I guess Jeremy and I had begun to feel a little overwhelmed, perhaps, over the last few days regarding this whole Africa trip. There is a lot to prepare, but more importantly at least for me, at lot being invested in this expedition. Mostly our time, or to put it more personally, my time. I have begun to feel very aware of the time I have spent, and the time I have left, and that there is no "time bank" for me to tap into when my age begins to impede my activities. I need to get the most bang for the time I have left to spend.
Tonight Jeremy made a phonecall to one of the people we hope to be working with throughout this whole madness. I am so relieved that the call was, for lack of a better word, successful. To summarize, we have connected, we believe, with like minds, of similar approach, someone we can relate well to and work well with. Of course, this is still all over the phone, but you can sometimes tell a lot through a conversation.
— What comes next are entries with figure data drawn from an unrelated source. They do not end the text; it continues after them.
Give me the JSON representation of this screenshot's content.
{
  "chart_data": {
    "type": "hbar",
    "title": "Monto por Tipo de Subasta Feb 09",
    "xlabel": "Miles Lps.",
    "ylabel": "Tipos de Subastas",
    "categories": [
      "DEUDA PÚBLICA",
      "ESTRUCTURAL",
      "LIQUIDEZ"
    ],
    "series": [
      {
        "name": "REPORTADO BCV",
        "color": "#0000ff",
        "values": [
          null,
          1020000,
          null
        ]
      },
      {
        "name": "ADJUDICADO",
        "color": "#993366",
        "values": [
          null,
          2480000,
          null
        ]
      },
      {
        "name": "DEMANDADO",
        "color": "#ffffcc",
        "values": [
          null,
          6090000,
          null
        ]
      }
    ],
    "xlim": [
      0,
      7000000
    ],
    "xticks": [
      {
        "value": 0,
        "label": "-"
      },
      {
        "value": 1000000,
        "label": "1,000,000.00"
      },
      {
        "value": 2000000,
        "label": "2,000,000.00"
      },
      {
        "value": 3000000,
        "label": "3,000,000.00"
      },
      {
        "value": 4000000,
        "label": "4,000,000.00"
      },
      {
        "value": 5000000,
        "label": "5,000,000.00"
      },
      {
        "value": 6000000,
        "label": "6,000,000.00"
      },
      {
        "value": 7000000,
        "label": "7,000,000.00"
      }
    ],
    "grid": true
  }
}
I am so excited to meet these people, I feel like a lot of things are falling into place, and I don't want to jinx it, but I really have high, high hopes.
Today we had quite a bit of snowfall. I walked to the library in the snow to return a book and borrow a new one, Investing for Dummies, to be precise. I would be the dummy. I love to walk in the snow when it has just fallen. It amazes me how the entire landscape can change in just a few hours, suddenly everything is white, everywhere, it is so bright, the trees are dark against the white of the snow clouds behind them, you can't see the ground before you, just the layer of snow and you walk through it, not quite knowing where the road ends and the sidewalk begins. Most of all I love to turn around and look at my footprints in the snow, the first footprints to spoil the smooth surface of white, and then I turn and look ahead where no-one has yet walked, but I am about to. Usually the only others I see out in the snow are squirrels and birds, but rarely. Usually it is just me, and an eternal white landscape. I feel suddenly all alone though I know there are people surrounding me, hiding inside their houses. And the silence, all sounds are duller and the missing sound of traffic puzzles me in the back of mind, trying to remember what is missing.
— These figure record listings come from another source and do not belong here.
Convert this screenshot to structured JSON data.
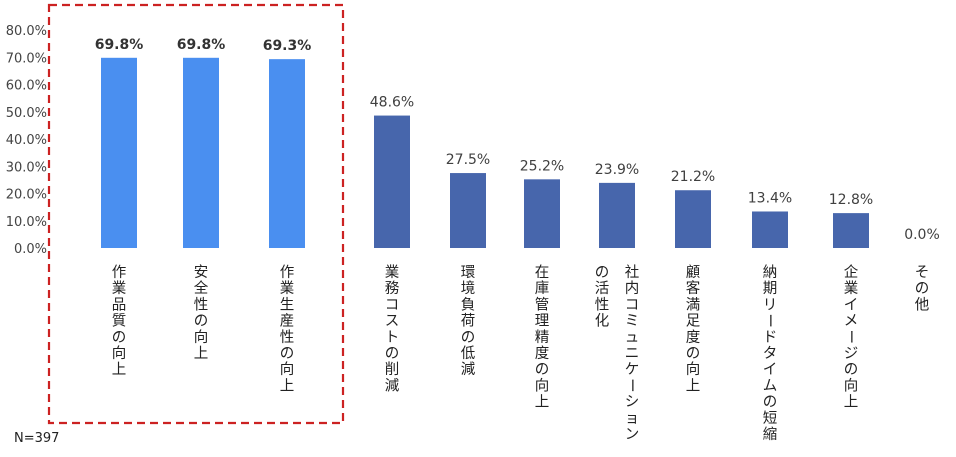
{
  "chart_data": {
    "type": "bar",
    "categories": [
      "作業品質の向上",
      "安全性の向上",
      "作業生産性の向上",
      "業務コストの削減",
      "環境負荷の低減",
      "在庫管理精度の向上",
      "社内コミュニケーションの活性化",
      "顧客満足度の向上",
      "納期リードタイムの短縮",
      "企業イメージの向上",
      "その他"
    ],
    "category_lines": [
      [
        "作業品質の向上"
      ],
      [
        "安全性の向上"
      ],
      [
        "作業生産性の向上"
      ],
      [
        "業務コストの削減"
      ],
      [
        "環境負荷の低減"
      ],
      [
        "在庫管理精度の向上"
      ],
      [
        "社内コミュニケーション",
        "の活性化"
      ],
      [
        "顧客満足度の向上"
      ],
      [
        "納期リードタイムの短縮"
      ],
      [
        "企業イメージの向上"
      ],
      [
        "その他"
      ]
    ],
    "values": [
      69.8,
      69.8,
      69.3,
      48.6,
      27.5,
      25.2,
      23.9,
      21.2,
      13.4,
      12.8,
      0.0
    ],
    "data_labels": [
      "69.8%",
      "69.8%",
      "69.3%",
      "48.6%",
      "27.5%",
      "25.2%",
      "23.9%",
      "21.2%",
      "13.4%",
      "12.8%",
      "0.0%"
    ],
    "highlighted_count": 3,
    "yticks": [
      "0.0%",
      "10.0%",
      "20.0%",
      "30.0%",
      "40.0%",
      "50.0%",
      "60.0%",
      "70.0%",
      "80.0%"
    ],
    "ylim": [
      0,
      80
    ],
    "colors": {
      "highlight": "#4a8ff0",
      "normal": "#4766ac",
      "box": "#cc2222"
    },
    "highlight_box": "dashed red outline around first three categories",
    "grid": false,
    "note": "N=397"
  }
}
Of course, in a few days we will be complaining about the dirty slush all over the roads and sidewalks which won't disappear, and then when we have a freeze the slush will turn to ice and try to trip me up every time I walk to work. But for now, it is just painfully pretty. And everytime I look at it I try to remember, unsuccessfully, what it was like when I could see the grass everywhere. And then when the landscape changes again and I am surrounded by green, I will try, unsuccessfully, to remember what it was like when it was all white.